Comparative Analysis of Large Language Models for the Machine-Assisted Resolution of User Intentions
Justus Flerlage, Alexander Acker, Odej Kao
TL;DR
The paper investigates the feasibility of locally deployable open-source and open-access LLMs for machine-assisted resolution of user intentions in a GUI-less, intent-based operating-system setting. It introduces a Controller-based architecture that translates user intents into executable workflows modeled as deterministic state machines, guided by a Function Table and executed in a sandboxed local environment. Through a comparative evaluation against GPT-4 family models, open-source models such as Falcon-3-10b-instruct, Phi-4, and Qwen-2.5-14b-instruct achieve seven of nine intention resolutions, approaching proprietary performance while offering privacy and autonomy benefits. The findings support the viability of self-hosted AI middleware for future on-device intent systems, while highlighting security, optimization, and API design considerations for real-world deployment.
Abstract
Large Language Models (LLMs) have emerged as transformative tools for natural language understanding and user intent resolution, enabling tasks such as translation, summarization, and, increasingly, the orchestration of complex workflows. This development signifies a paradigm shift from conventional, GUI-driven user interfaces toward intuitive, language-first interaction paradigms. Rather than manually navigating applications, users can articulate their objectives in natural language, enabling LLMs to orchestrate actions across multiple applications in a dynamic and contextual manner. However, extant implementations frequently rely on cloud-based proprietary models, which introduce limitations in terms of privacy, autonomy, and scalability. For language-first interaction to become a truly robust and trusted interface paradigm, local deployment is not merely a convenience; it is an imperative.
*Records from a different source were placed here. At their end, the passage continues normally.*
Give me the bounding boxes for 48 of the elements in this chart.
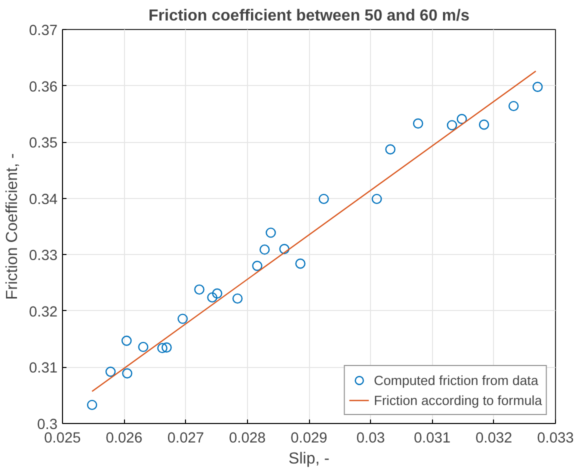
y-tick-label: 0.3 xyxy=(37,417,58,433)
x-tick-label: 0.031 xyxy=(414,430,451,446)
point xyxy=(279,244,290,254)
chart-title: Friction coefficient between 50 and 60 m/s xyxy=(148,8,470,24)
point xyxy=(105,366,116,377)
point xyxy=(162,342,172,353)
x-tick-label: 0.03 xyxy=(356,430,385,446)
point xyxy=(86,400,98,410)
point xyxy=(252,260,262,271)
point xyxy=(138,342,148,352)
point xyxy=(508,100,519,112)
point xyxy=(232,293,243,304)
point xyxy=(532,82,543,92)
x-tick-label: 0.029 xyxy=(290,430,328,446)
point xyxy=(212,288,222,299)
point xyxy=(260,244,270,255)
x-axis-title: Slip, - xyxy=(288,450,330,468)
point xyxy=(295,258,306,269)
y-tick-label: 0.32 xyxy=(28,304,58,320)
point xyxy=(478,120,490,130)
x-tick-label: 0.032 xyxy=(476,430,512,446)
point xyxy=(412,118,424,129)
y-tick-label: 0.31 xyxy=(28,360,58,377)
point xyxy=(385,144,396,154)
y-tick-label: 0.35 xyxy=(28,136,58,152)
x-tick-label: 0.025 xyxy=(44,430,81,446)
point xyxy=(372,194,382,204)
point xyxy=(446,120,458,130)
point xyxy=(194,284,204,295)
point xyxy=(157,342,168,354)
point xyxy=(178,314,188,324)
point xyxy=(121,336,132,346)
point xyxy=(122,368,132,378)
y-tick-label: 0.34 xyxy=(28,192,58,208)
y-tick-label: 0.33 xyxy=(28,248,58,264)
point xyxy=(318,194,329,204)
x-tick-label: 0.028 xyxy=(229,430,266,446)
point xyxy=(456,114,467,124)
point xyxy=(207,292,218,303)
point xyxy=(266,228,276,238)
x-tick-label: 0.026 xyxy=(106,430,142,446)
x-tick-label: 0.027 xyxy=(167,430,204,446)
legend-label: Computed friction from data xyxy=(374,372,538,388)
y-tick-label: 0.37 xyxy=(28,23,58,39)
legend-label: Friction according to formula xyxy=(374,392,542,408)
y-axis-title: Friction Coefficient, - xyxy=(4,153,21,300)
x-tick-label: 0.033 xyxy=(537,430,574,446)
y-tick-label: 0.36 xyxy=(28,79,58,96)
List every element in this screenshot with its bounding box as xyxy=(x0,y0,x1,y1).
This limitation underscores the importance of evaluating the feasibility of locally deployable, open-source, and open-access LLMs as foundational components for future intent-based operating systems. In this study, we examine the capabilities of several open-source and open-access models in facilitating user intention resolution through machine assistance. A comparative analysis is conducted against OpenAI's proprietary GPT-4-based systems to assess performance in generating workflows for various user intentions. The present study offers empirical insights into the practical viability, performance trade-offs, and potential of open LLMs as autonomous, locally operable components in next-generation operating systems. The results of this study inform the broader discussion on the decentralization and democratization of AI infrastructure and point toward a future where user-device interaction becomes more seamless, adaptive, and privacy-conscious through locally embedded intelligence.